Mr. Rubinfien found the few happy scenes that Winogrand captured in his late work to be weak, unconvincing photographs, but he readily conceded that the artist could have judged otherwise. “I tried very hard to understand the essential themes of Winogrand after he moved to Los Angeles and to extrapolate the later work from the earlier pictures,” he said. “Still, Winogrand could have said: ‘I hate this work. I’m burning it.’ ”
Guessing what a dead artist would have done is risky. “Crossing that line into understanding where an artist was going is something you do very cautiously,” said Anne Wilkes Tucker, curator of photography at the Museum of Fine Arts, Houston, speaking generally and not of the Winogrand exhibition, which she hasn’t seen. Her inclination, she said, is not to cross the line.

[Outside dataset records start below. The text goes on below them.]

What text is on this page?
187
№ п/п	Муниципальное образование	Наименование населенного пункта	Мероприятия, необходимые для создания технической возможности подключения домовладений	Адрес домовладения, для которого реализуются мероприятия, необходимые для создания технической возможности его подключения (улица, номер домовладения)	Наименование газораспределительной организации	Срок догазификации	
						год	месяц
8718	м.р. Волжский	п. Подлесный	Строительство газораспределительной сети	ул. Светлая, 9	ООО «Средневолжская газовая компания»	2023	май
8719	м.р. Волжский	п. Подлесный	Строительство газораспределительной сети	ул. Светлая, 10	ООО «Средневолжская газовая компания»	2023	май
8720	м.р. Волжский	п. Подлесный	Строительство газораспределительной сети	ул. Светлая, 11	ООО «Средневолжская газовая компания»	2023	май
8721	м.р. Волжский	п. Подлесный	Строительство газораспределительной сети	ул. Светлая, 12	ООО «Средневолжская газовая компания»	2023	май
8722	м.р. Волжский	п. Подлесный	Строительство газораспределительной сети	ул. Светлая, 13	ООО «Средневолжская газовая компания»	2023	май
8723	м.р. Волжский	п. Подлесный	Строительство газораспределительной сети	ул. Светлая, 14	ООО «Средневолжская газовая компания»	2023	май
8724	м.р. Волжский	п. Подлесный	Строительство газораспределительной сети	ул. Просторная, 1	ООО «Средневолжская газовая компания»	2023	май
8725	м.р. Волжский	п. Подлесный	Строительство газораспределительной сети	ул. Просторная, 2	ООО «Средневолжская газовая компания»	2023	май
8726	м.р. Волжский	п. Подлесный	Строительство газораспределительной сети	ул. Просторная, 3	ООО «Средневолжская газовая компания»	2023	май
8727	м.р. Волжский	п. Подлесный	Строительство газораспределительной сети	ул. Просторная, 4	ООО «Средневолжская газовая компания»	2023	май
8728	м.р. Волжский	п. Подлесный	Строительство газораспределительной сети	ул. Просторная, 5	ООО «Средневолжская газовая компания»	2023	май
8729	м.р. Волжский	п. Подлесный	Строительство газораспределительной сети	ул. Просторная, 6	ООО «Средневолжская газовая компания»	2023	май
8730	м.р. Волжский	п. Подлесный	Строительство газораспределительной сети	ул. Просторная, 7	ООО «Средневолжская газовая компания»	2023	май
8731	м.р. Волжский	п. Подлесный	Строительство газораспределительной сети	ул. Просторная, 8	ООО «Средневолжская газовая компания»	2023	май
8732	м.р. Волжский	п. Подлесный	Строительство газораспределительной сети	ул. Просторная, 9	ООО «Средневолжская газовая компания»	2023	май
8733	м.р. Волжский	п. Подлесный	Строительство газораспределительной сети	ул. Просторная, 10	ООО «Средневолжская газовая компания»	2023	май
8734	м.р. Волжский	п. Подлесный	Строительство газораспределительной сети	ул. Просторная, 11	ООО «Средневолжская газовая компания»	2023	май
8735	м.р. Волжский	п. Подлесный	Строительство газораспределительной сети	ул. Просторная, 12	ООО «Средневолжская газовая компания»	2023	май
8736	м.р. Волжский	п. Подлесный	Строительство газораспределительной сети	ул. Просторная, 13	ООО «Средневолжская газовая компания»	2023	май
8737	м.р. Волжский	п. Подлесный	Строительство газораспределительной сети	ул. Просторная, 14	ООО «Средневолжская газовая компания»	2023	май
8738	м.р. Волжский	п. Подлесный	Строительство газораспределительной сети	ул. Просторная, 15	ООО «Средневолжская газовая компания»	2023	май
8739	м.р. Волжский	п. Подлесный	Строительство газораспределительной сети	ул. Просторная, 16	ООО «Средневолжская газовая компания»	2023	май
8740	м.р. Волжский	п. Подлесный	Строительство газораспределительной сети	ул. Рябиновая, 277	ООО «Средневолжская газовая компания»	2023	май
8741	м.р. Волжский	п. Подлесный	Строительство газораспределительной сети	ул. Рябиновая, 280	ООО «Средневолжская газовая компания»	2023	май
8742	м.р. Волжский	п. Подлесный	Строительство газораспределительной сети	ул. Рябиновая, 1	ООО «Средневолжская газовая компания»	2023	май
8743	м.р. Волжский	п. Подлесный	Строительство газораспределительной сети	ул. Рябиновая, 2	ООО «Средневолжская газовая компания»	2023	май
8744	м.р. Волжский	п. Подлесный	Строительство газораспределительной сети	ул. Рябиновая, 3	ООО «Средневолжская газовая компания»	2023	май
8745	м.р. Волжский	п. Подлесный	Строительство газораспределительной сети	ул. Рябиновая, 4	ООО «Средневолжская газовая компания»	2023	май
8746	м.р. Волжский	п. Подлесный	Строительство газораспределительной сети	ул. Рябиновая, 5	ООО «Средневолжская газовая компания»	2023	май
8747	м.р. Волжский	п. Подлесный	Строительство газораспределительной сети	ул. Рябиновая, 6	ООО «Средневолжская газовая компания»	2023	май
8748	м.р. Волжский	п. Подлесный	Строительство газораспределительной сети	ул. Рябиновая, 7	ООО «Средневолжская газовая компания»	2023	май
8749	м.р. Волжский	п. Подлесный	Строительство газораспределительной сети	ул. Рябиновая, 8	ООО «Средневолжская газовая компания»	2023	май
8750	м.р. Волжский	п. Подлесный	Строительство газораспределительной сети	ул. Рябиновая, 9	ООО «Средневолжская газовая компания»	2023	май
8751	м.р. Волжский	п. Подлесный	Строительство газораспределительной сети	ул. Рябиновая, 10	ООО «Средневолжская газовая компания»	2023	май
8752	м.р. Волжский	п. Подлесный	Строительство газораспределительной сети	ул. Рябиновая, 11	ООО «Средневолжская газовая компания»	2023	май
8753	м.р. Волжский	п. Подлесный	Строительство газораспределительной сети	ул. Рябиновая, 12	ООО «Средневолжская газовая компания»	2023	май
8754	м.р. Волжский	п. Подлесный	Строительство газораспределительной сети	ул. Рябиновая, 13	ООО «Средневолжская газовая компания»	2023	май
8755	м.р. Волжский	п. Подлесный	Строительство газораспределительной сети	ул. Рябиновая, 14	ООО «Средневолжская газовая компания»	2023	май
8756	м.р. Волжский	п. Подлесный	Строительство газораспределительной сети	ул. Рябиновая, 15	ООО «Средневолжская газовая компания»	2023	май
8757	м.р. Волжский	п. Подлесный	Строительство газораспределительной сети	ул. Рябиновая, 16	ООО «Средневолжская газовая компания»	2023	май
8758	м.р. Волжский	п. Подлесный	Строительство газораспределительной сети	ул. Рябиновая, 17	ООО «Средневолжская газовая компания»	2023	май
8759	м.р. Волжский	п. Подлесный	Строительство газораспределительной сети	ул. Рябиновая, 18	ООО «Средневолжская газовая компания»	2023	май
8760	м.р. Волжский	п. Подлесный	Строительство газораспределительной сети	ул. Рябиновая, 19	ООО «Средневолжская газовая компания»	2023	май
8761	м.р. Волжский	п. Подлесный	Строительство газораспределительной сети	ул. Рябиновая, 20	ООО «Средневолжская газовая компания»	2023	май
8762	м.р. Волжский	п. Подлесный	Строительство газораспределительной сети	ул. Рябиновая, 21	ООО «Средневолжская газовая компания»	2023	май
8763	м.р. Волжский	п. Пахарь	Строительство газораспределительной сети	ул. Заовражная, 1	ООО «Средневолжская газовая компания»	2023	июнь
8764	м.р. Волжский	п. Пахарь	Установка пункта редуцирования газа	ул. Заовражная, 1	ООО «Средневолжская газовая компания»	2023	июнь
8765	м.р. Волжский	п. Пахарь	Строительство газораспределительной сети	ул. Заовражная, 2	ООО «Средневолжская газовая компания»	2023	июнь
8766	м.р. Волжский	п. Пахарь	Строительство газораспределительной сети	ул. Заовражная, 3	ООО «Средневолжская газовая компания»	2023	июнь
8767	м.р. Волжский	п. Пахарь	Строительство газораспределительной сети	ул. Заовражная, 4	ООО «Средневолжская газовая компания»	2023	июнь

But not crossing that line has consequences, too. When the last paintings of J. M. W. Turner were displayed after his death in 1851, even John Ruskin — who, as Turner’s most eloquent proponent, did for him what Mr. Szarkowski did for Winogrand — denounced the late work as symptoms of decline that should never have been shown to the public. That was the general view. Now, they are widely deemed to be creations of prophetic genius and will be the subject of a major exhibition that opens in September at the Tate Britain.
Winogrand’s final posthumous pictures may never win such acclaim, but the curators of the new exhibition maintain that they deserve to be seen. “It was better to bring out the work and let it live or die on its own merits than to let it lie in a box,” Ms. O’Toole said. And while the late photographs lack the vigorous originality and excitement of Winogrand’s greatest accomplishments, the decision to include as many as humanly possible seems appropriate. For Winogrand, who pooh-poohed fastidious pretensions and reveled in surfeit, more was more. He was asked in 1977 if he didn’t wish to make choices. He replied: “That I never do. All I do is say yes.”